Looks like Shakespeare’s hero is much maligned these days.

Yeah, the newly elected UP government’s establishment of so-called ‘Anti-Romeo squads’ — ostensibly to nab men and boys who sexually harass women in public (which our crime laws coyly call ‘eve-teasing’) — is certain to have the blessed Bard spinning in his grave.

But why bad-name Romeo, the idealistic lover?

Oh, the ‘corruption’ of Romeo’s fair name to refer to a cad who imposes his unsolicited amorous attention on passing women has many antecedents in the Indian context, as evidenced by the pejorative term ‘Roadside Romeo’. But then, Romeo hasn’t been singled out for such infamy.

Really? Who else?

A few years ago, the police in some UP cities had set up so-called ‘ Majnu ka pinjara ’ (Majnu’s cages), named after the protagonist of the 10th-century Persian love tale that Lord Byron termed “the Romeo and Juliet of the East”. ‘Roadside Romeos’ were incarcerated in them and paraded.

Sounds like extra-legal khap panchayat-style punishment.

Yes, but such ‘instant justice’ initiatives are popular in a State where a former Chief Minister made light of rape charges with a ‘boys-will-be-boys’ attitude.

Whoa. UP’s law and order machinery seems broken.

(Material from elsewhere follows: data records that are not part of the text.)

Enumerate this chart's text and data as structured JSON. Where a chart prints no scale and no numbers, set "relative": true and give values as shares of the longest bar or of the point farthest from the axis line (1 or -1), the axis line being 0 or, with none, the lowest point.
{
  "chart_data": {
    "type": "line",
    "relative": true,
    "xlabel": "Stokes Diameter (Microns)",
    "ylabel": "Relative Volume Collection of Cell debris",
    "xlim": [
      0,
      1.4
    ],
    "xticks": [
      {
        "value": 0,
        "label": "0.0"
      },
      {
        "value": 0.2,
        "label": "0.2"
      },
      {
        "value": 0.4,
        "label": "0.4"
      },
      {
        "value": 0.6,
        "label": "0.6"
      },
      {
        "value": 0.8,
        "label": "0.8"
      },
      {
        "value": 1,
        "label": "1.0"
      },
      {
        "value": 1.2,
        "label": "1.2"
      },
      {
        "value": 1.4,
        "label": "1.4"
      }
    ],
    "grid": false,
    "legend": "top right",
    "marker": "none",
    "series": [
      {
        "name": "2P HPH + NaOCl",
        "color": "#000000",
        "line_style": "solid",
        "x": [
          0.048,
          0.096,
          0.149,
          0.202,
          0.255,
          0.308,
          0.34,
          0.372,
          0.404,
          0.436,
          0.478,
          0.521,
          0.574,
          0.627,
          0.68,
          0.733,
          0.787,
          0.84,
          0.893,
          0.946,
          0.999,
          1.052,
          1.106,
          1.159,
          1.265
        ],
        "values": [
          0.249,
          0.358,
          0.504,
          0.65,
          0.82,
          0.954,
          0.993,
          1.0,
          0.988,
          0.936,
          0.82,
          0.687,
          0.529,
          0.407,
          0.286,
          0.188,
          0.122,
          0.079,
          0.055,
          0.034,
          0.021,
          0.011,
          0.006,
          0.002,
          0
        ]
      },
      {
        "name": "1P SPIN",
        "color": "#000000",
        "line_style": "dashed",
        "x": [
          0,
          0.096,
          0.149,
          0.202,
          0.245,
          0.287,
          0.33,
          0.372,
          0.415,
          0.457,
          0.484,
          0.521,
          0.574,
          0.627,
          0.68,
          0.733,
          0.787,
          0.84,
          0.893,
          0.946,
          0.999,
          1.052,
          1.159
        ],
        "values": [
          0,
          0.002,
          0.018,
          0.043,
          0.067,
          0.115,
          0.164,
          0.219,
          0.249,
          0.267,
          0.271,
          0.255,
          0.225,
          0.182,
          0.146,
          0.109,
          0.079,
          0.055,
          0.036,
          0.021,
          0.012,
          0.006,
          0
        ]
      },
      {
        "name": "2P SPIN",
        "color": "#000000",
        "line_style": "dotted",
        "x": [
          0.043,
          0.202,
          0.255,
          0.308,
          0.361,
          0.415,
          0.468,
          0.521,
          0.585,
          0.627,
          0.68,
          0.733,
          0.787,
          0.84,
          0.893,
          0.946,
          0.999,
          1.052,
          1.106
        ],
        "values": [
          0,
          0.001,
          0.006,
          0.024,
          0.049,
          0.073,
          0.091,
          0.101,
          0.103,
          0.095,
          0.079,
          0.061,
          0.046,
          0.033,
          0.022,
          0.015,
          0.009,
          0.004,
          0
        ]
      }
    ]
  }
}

It would appear so. As broken as the windows in the ‘broken windows’ theory.

What’s that?

It’s unlikely that UP government officials or the constabulary there have heard of political scientist James Wilson or criminologist George Kelling. But in spirit, the establishment of ‘anti-Romeo squads’ abides by their theory of policing of street-level misdemeanours and ‘order maintenance’ in US cities.

Tell me more.

Wilson and Kelling postulated that a routine ‘beat patrol’ by the police to check street-level disorders — disturbances by “the ill-smelling drunk, the rowdy teenager, or the importuning beggar” (and, one might add, by ‘roadside Romeos’) — can pre-empt more serious crimes. Inversely, they argued, areas in which disorderly behaviour goes unchecked become hotbeds of serious street crimes. “Social psychologists and police officers tend to agree that if a window in a building is broken and is left unrepaired , all the rest of the windows will soon be broken,” they wrote in 1982.

That makes sense. So, why call it a fallacy?

Only because the ‘Broken Windows’ theory got hijacked by agenda-driven politicians and police officials in a way that stokes discomfort about how it will be implemented in UP. For one thing, the theory’s contributory role in the fall in serious crimes in cities across the US was overstated. For another, in the US cities where it was implemented most rigorously, it became a channel for targeting ethnic minorities, particularly people of colour, for selective stop-and-frisk procedures. Which is why for all its perceived merits, the ‘Broken Windows’ theory became discredited to the point where Kelling said he worried about the implementation of the theory.

So, it’s an orphaned theory?

Yup, even one of those who propounded the well-intentioned theory backed away from it.

But UP isn’t the US. Do the same concerns apply here?

I’d argue that they apply in greater measure. There is already anecdotal evidence of how the ‘anti-Romeo squads’ are over-reaching themselves in cities across UP and resorting to moral policing that has nothing to do with targeting street-level sexual harassment in the way that the ‘Broken Windows’ theory arguably envisaged.